Monday 21 April 2008

Iran groups offering extra aid to Iraq rebels: US

BAGHDAD (AFP) — A US general said on Sunday that the increasingly sophisticated attacks carried out by Shiite extremists in Iraq were evidence they were getting extra aid from Iranian groups in the country.

Major General Rick Lynch, commander of US forces in central Iraq, said rocket and mortar attacks by Shiite extremists were "more effective than before". This he charged indicated a rise in Iranian help to the militants.

"We are seeing an increase in (Iranian) influence ... the number of attacks that are directly attributed to Iranian influence have indeed increased," Lynch said.

"The number of EFP (explosively formed penetrator) attacks have increased, the number of Iranian rocket attacks have indeed increased, the amount of Iranian weapons I am finding on the battlefield has increased.

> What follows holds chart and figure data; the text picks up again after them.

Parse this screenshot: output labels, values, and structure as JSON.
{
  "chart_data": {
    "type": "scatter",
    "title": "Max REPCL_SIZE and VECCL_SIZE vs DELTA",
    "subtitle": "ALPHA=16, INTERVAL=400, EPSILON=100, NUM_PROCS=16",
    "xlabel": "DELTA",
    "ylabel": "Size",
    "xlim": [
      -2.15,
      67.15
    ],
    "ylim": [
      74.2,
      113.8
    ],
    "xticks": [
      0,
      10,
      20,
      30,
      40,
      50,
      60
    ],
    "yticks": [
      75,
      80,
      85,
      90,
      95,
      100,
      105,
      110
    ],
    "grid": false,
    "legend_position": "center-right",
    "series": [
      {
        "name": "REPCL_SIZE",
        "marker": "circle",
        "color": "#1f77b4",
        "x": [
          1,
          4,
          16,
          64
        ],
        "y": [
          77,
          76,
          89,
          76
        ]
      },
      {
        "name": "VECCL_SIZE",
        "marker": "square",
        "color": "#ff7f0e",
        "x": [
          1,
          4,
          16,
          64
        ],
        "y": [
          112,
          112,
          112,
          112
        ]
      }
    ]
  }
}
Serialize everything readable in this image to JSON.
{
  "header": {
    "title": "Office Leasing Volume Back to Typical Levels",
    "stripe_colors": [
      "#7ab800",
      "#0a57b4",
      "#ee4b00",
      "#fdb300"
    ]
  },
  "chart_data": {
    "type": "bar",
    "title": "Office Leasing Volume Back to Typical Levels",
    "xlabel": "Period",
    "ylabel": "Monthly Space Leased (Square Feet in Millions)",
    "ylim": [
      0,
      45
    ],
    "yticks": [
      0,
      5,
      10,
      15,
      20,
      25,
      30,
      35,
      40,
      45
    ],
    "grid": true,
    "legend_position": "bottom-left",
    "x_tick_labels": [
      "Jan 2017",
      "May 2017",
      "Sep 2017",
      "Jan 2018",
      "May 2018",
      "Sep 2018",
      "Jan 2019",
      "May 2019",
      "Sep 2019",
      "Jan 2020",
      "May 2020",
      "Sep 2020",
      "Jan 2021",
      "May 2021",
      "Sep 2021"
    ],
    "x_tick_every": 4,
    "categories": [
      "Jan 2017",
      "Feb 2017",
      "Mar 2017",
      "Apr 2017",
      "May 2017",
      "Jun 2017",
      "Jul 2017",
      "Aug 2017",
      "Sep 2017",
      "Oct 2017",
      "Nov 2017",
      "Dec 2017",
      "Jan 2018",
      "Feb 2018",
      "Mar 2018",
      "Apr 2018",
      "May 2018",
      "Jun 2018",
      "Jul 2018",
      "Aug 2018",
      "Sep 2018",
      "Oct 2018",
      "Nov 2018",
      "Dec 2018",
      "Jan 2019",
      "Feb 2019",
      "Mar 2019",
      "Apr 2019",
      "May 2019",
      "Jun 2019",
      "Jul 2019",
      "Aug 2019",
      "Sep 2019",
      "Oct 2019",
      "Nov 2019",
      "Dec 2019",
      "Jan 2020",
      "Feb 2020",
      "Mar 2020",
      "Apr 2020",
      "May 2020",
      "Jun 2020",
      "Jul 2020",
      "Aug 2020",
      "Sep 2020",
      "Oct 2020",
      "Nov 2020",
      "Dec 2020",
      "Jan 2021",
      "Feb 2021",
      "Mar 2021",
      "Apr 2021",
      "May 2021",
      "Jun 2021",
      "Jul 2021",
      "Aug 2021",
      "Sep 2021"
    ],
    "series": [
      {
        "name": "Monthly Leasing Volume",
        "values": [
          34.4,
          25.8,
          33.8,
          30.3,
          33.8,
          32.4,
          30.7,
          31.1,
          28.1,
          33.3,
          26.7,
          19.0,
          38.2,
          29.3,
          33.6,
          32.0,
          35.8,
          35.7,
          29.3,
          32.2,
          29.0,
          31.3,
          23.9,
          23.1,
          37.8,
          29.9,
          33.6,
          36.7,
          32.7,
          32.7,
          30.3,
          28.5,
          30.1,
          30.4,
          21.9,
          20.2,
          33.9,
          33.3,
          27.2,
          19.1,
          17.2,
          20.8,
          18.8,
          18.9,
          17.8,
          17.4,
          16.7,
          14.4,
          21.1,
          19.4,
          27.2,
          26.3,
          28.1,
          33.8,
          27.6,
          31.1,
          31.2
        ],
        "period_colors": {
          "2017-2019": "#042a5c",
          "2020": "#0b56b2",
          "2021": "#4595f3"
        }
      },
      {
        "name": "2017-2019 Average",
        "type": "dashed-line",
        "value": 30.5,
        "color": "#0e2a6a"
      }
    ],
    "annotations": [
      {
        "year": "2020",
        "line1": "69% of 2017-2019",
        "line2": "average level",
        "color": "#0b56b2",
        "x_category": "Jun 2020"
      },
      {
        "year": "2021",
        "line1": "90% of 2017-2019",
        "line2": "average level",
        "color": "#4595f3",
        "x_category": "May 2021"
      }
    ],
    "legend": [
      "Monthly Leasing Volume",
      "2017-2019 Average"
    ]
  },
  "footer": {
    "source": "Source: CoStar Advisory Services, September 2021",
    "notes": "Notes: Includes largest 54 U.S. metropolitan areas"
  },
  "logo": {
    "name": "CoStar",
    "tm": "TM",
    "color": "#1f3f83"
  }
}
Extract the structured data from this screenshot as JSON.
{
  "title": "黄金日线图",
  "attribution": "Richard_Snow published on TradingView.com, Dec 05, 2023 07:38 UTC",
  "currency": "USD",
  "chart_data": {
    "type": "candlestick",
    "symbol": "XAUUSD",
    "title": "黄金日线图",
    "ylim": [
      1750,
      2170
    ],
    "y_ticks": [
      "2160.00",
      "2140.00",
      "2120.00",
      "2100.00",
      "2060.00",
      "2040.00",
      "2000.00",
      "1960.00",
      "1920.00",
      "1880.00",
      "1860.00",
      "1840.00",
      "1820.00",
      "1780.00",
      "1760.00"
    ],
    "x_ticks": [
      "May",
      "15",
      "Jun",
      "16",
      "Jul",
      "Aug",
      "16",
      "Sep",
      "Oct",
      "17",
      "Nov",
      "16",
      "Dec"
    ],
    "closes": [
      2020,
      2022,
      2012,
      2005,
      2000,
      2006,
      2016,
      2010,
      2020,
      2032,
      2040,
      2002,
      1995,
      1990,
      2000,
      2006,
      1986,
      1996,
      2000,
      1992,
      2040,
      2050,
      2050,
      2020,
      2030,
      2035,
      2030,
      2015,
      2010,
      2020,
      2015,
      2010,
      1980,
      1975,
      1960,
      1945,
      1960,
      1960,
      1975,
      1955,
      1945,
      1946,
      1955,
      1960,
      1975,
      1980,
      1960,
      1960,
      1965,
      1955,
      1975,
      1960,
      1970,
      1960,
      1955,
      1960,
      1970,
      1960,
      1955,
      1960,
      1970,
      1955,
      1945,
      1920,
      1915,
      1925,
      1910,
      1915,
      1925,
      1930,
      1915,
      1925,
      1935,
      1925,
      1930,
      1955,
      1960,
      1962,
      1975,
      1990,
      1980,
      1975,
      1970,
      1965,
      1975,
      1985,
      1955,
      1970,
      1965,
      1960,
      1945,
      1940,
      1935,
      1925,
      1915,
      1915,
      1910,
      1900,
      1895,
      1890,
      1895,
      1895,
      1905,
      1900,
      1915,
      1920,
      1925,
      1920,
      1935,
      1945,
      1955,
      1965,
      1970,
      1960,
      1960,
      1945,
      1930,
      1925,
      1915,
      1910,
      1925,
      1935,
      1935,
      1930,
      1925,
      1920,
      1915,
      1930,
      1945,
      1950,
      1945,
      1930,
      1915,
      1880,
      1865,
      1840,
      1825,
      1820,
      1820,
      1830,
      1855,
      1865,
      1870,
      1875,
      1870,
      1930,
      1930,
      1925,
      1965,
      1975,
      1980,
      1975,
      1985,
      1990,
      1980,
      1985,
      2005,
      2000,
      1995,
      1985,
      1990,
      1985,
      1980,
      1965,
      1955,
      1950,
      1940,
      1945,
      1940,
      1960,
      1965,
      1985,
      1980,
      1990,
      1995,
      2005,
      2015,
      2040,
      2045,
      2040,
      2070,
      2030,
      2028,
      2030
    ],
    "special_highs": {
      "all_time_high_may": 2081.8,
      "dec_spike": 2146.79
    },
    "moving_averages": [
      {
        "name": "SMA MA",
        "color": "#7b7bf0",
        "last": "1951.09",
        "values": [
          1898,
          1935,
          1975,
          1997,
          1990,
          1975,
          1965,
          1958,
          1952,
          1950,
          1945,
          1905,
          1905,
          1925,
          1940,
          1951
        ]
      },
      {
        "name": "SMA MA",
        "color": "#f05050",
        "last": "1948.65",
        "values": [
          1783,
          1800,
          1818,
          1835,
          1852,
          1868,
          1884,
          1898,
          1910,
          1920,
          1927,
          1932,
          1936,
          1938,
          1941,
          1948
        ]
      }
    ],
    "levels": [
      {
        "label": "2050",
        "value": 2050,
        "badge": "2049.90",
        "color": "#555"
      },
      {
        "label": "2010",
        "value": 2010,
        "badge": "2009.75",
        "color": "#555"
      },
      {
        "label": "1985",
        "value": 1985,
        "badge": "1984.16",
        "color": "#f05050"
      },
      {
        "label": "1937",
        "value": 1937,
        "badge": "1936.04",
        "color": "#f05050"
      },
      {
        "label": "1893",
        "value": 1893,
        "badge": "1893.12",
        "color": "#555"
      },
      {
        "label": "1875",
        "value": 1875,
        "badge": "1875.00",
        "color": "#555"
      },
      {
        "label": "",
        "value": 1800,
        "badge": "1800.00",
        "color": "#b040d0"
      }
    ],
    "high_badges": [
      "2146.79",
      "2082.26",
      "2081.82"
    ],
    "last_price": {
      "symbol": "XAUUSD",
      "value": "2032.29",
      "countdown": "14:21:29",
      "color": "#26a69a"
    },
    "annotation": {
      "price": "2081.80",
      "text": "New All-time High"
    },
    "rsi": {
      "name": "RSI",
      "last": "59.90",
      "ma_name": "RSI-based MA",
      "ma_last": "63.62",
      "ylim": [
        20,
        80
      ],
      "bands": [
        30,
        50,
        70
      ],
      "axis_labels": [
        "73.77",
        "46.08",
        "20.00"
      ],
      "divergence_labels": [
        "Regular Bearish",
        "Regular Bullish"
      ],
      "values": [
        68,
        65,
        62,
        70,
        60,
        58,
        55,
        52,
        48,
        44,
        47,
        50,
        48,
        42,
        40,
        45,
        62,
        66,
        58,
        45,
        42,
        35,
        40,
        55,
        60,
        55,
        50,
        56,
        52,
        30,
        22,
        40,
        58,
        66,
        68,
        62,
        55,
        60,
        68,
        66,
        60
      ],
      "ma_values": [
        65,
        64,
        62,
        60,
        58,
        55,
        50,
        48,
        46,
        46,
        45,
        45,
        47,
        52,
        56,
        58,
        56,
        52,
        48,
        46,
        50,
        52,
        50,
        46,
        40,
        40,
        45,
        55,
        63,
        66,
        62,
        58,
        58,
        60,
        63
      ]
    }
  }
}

The amount of Shiite extremists who tie their training back to Iran have indeed increased."

Lynch, whose area of operation in Iraq has a long stretch of border with Iran, also charged that his troops have found large numbers of caches of weapons and ammunition bearing Iranian markings.

Citing a recent example, the general said his troops found in one place "enough components for 1,100 EFPs directly traceable back to Iran."

Iran denies supplying ammunition to insurgents, or training them.

Lynch said previous rocket attacks were "ineffective... now there is a difference. Now they have sophisticated launch systems."

The US military says that around 600 rockets or mortar rounds were fired by Shiite extremists at Baghdad's heavily fortified Green Zone between March 23 and April 12. Many of them had Iranian markings on them, it says.

Lynch, who commands US forces in the Shiite provinces of Babil, Karbala, Najaf and Wasit, said that in recent weeks his troops had detained 25 extremists who, he said, had been trained in Iran or by Iranian-linked groups in Iraq.

During interrogation "they say we were trained in Iran or we were trained by Iranians in Iraq or we were trained by Iraqi surrogates who had been trained in Iran who have come back and trained us," the general told reporters.

"So it just continues to highlight what we are experiencing which is particularly troublesome Iranian influence in our area that's resulted in casualties of the Iraqi people, the Iraqi security forces and coalition forces."

Lynch said there was a "marked" Iranian influence, adding that several of the 146 US troops from his command who had been killed succumbed to "Iranian munition".

"You know I have lost 146 soldiers mainly those who were killed by Iranian munitions, either by Iranian rockets or by Iranian explosively formed penetrators, all of which are directly traceable to Iran," he said.

Lynch and his troops were deployed south of Baghdad in April 2007 as part of the "surge" to curb the raging bloodshed across Iraq.